First of all I am quite beginner in Stream analytics and processing.
I am exploring Azure Stream Analytics and came across various design and most of time flow is like that.
Stream of Data ( Azure Eventhub ) -> Configure As input to ASA -> Some query -> Output to destination like Sql Server, Power BI , event hub.
Now let's say now there is 10000 events coming in minute and it is being processed by ASA with help of some window function like Tumbling window or so. Then out to Azure Sql DAtabase. Now here if we look at there may be many insert in Sql Server and it contains too many data as data coming in.
Is this good solution to use SQL Server ? If during a day there are too many events then don't you think it will become performance bottleneck.
Any suggestion / guidance or example will be greatly appreciated.

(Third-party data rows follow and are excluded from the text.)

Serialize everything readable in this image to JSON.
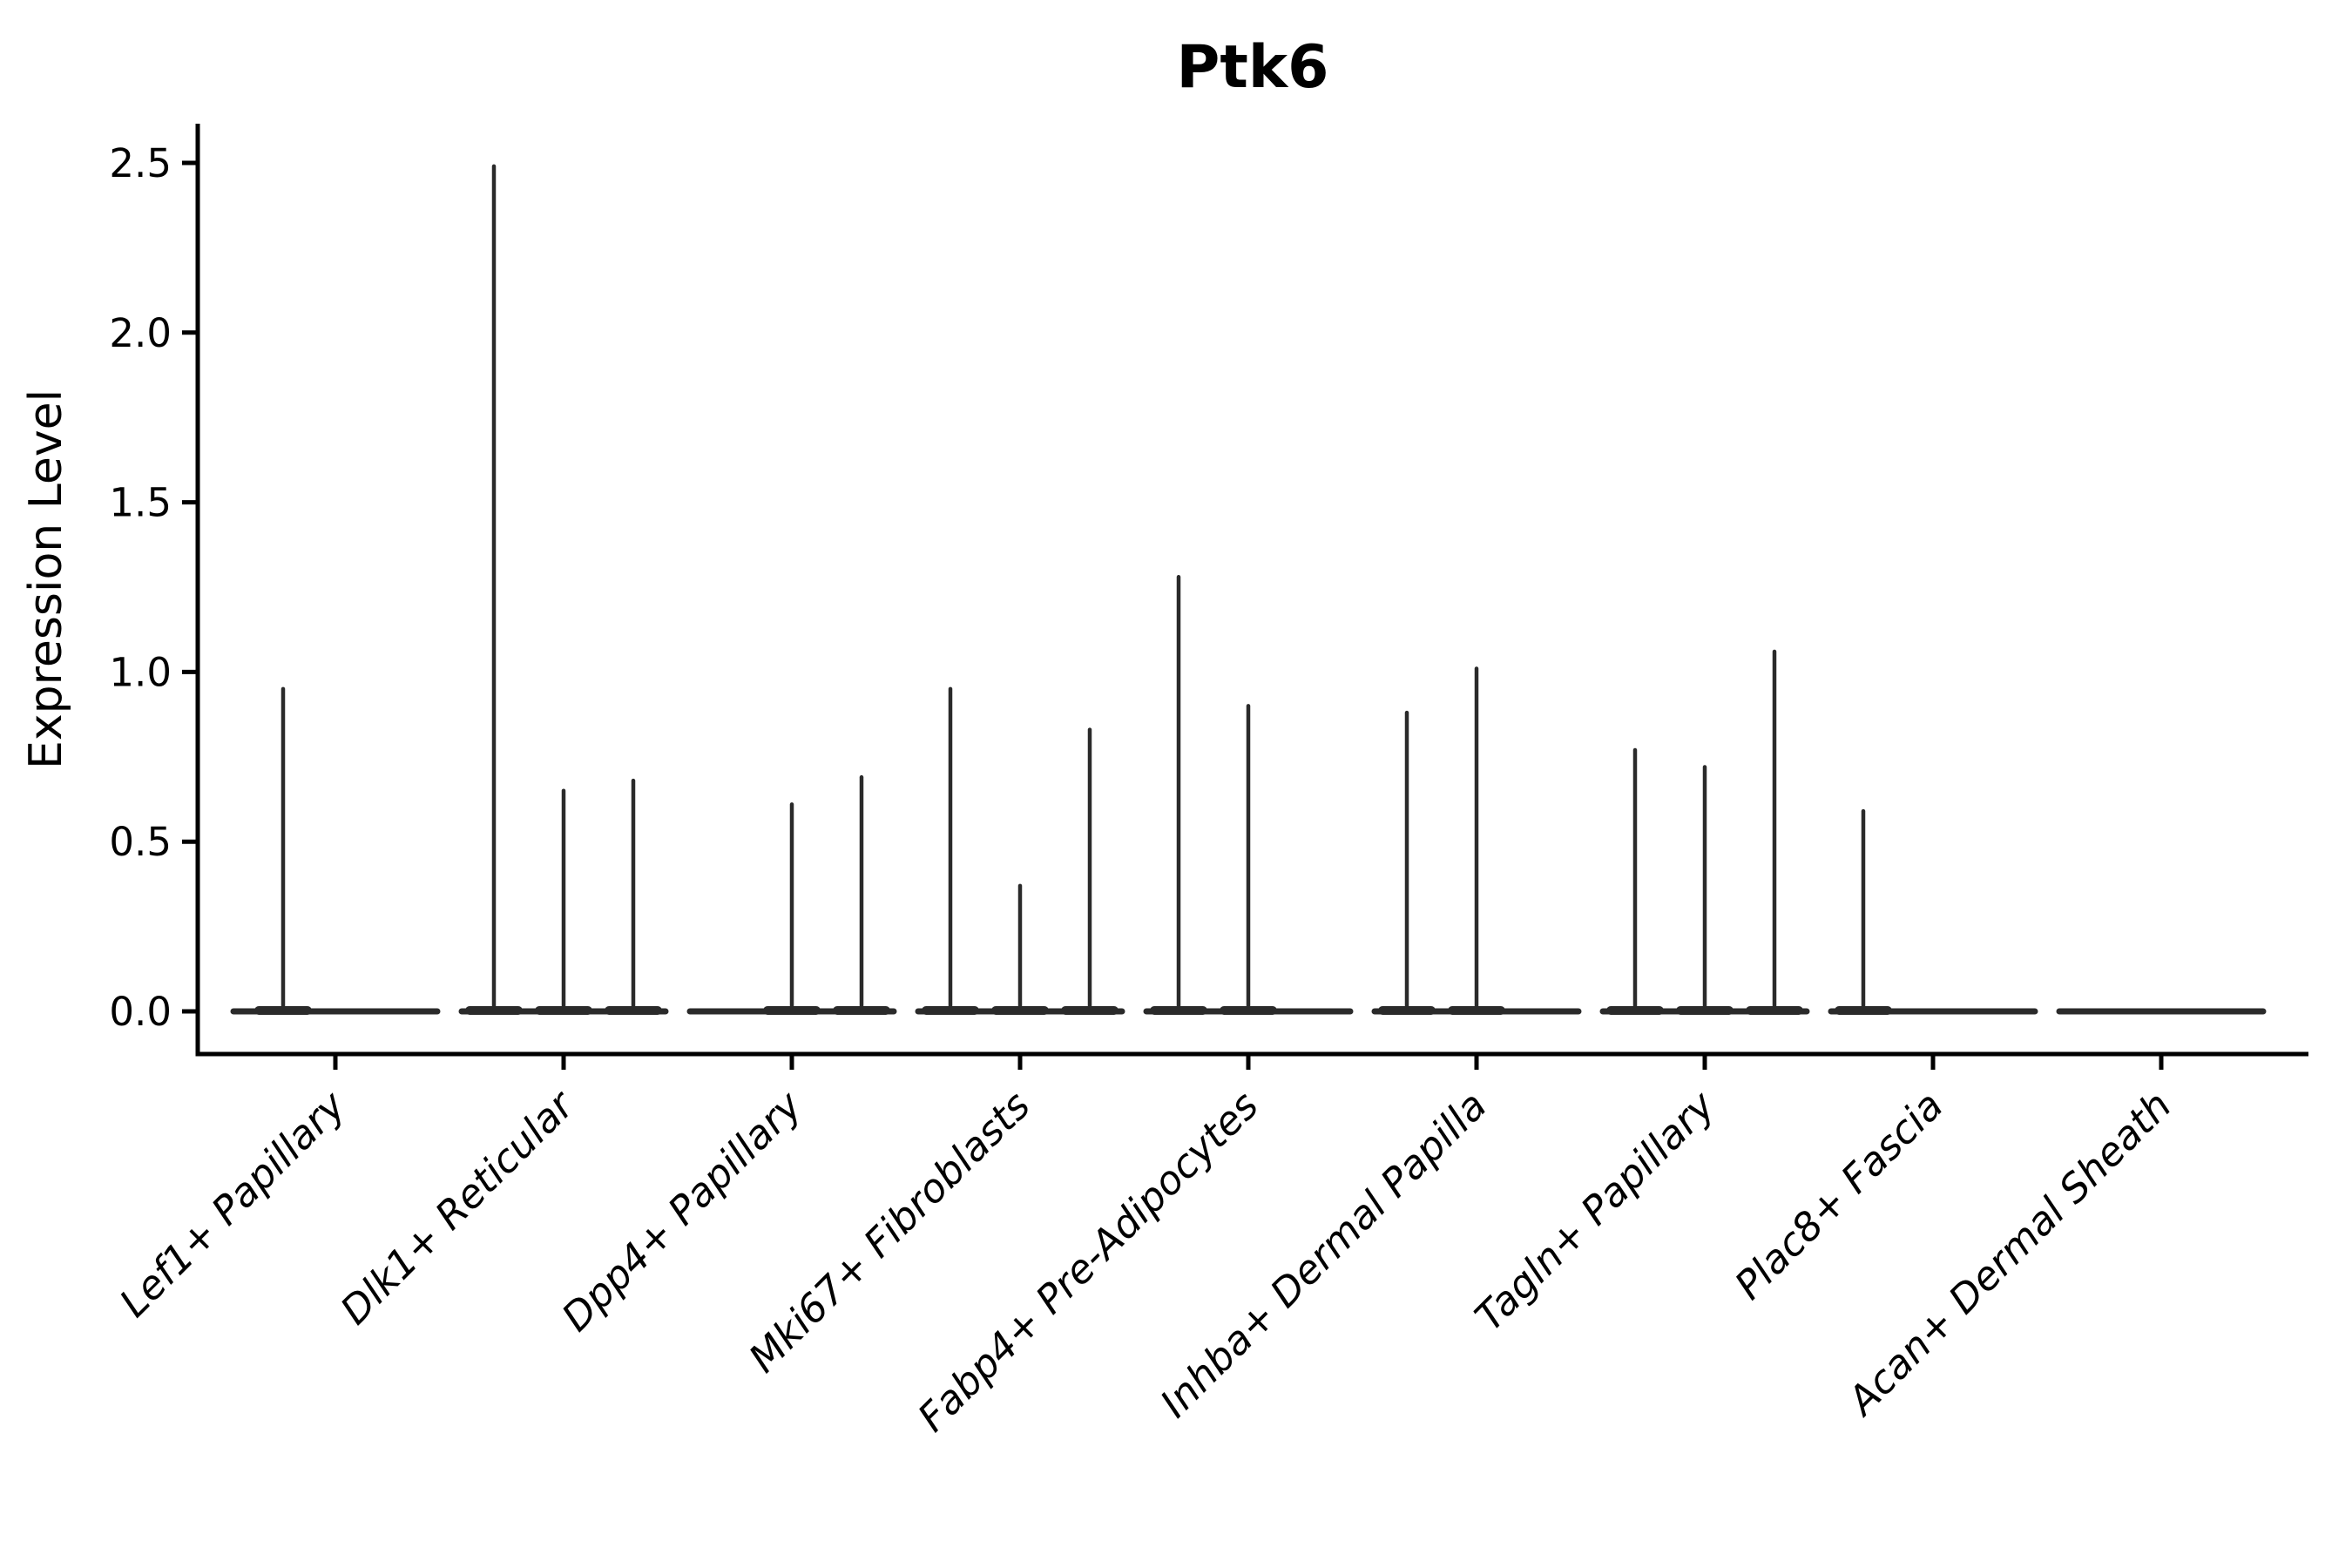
{
  "chart_data": {
    "type": "violin",
    "title": "Ptk6",
    "ylabel": "Expression Level",
    "xlabel": "",
    "yticks": [
      0.0,
      0.5,
      1.0,
      1.5,
      2.0,
      2.5
    ],
    "ytick_labels": [
      "0.0",
      "0.5",
      "1.0",
      "1.5",
      "2.0",
      "2.5"
    ],
    "ylim": [
      -0.13,
      2.62
    ],
    "grid": false,
    "legend": "none",
    "line_color": "#2a2a2a",
    "axis_color": "#000000",
    "background_color": "#ffffff",
    "categories": [
      "Lef1+ Papillary",
      "Dlk1+ Reticular",
      "Dpp4+ Papillary",
      "Mki67+ Fibroblasts",
      "Fabp4+ Pre-Adipocytes",
      "Inhba+ Dermal Papilla",
      "Tagln+ Papillary",
      "Plac8+ Fascia",
      "Acan+ Dermal Sheath"
    ],
    "violins": [
      {
        "label": "Lef1+ Papillary",
        "groups": 2,
        "max_values": [
          0.95,
          0
        ]
      },
      {
        "label": "Dlk1+ Reticular",
        "groups": 3,
        "max_values": [
          2.49,
          0.65,
          0.68
        ]
      },
      {
        "label": "Dpp4+ Papillary",
        "groups": 3,
        "max_values": [
          0,
          0.61,
          0.69
        ]
      },
      {
        "label": "Mki67+ Fibroblasts",
        "groups": 3,
        "max_values": [
          0.95,
          0.37,
          0.83
        ]
      },
      {
        "label": "Fabp4+ Pre-Adipocytes",
        "groups": 3,
        "max_values": [
          1.28,
          0.9,
          0
        ]
      },
      {
        "label": "Inhba+ Dermal Papilla",
        "groups": 3,
        "max_values": [
          0.88,
          1.01,
          0
        ]
      },
      {
        "label": "Tagln+ Papillary",
        "groups": 3,
        "max_values": [
          0.77,
          0.72,
          1.06
        ]
      },
      {
        "label": "Plac8+ Fascia",
        "groups": 3,
        "max_values": [
          0.59,
          0,
          0
        ]
      },
      {
        "label": "Acan+ Dermal Sheath",
        "groups": 3,
        "max_values": [
          0,
          0,
          0
        ]
      }
    ]
  }
}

CodePudding user response:
Yes, Azure SQL DB will have no problem ingesting that much data (in fact can go as high as millions of rows per second). Here's a Learn path that you may find interesting: https://docs.microsoft.com/en-us/learn/modules/deploy-iot-solution-azure-sql-database/2-analyze-solution-architecture
CodePudding user response:
There are multiple aspects to consider here.

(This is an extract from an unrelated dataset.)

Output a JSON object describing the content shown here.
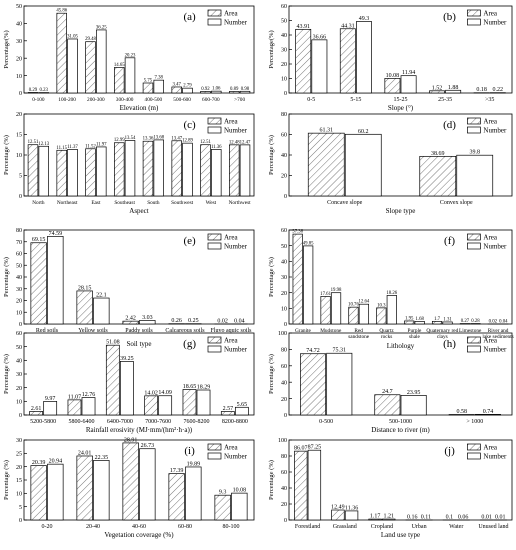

ASA can be used for event-by-event processing (for ETL-like ingestion but in real time) but where it really shines is with aggregations and time windowing (for real time analytics and reporting). These operations can significantly reduce the amount of data that is inserted in the database.
Using ASA to reduce the output volume
If your use case is along those lines, you can go from 10000 events per minutes (all devices in your fleet) to 5 per hour (average of metrics per hour over 5 factories). You can always add a second output that will generate an alert if a specific metric stays above a threshold for more than 5 seconds (1 alert per 30 seconds expected).
So any scale discussion needs to be made in the context of the business case. For the above you may need a medium sized job to process data at 10K events per minute, but any entry level SKU will work for the database.
SQL Outputs do scale
Now let's say that your use case requires 10000 records being inserted by minute in a SQL database.
This article discusses the performance implication of targeting Azure SQL. There you'll see that if the destination table is partitioned in alignment with the input and query, and you stay in the sweet spot for the batch size of the bulk insert, it should handle the load fine. Here it's less an issue of capability, and more of performance/price. In most cases you will be able to scale up the database until it handles the load, but it may become too expensive to operate.
An alternative is to target a Synapse SQL Pool (formerly SQL DWH), which scales easily up to 200MB/sec. It's a distributed system, like ASA, so it will scale up more elegantly and with a better performance/price ratio (but the starting point is higher, and you need to think about distribution).
Other outputs
As a commenter pointed out above, if you don't need the relational aspect of a SQL database, you may want to explore switching to a Cosmos DB output. Cosmos DB is a database that is distributed (scales very well with ASA), and stores documents instead of rows. The main benefit here is that you won't have data types issues writing into that database, they're not enforced, contrary to a SQL database.
But this comes with a suite of other aspects you will need to learn about, so if you're already comfortable with a SQL database, you may well want to stick to it at first.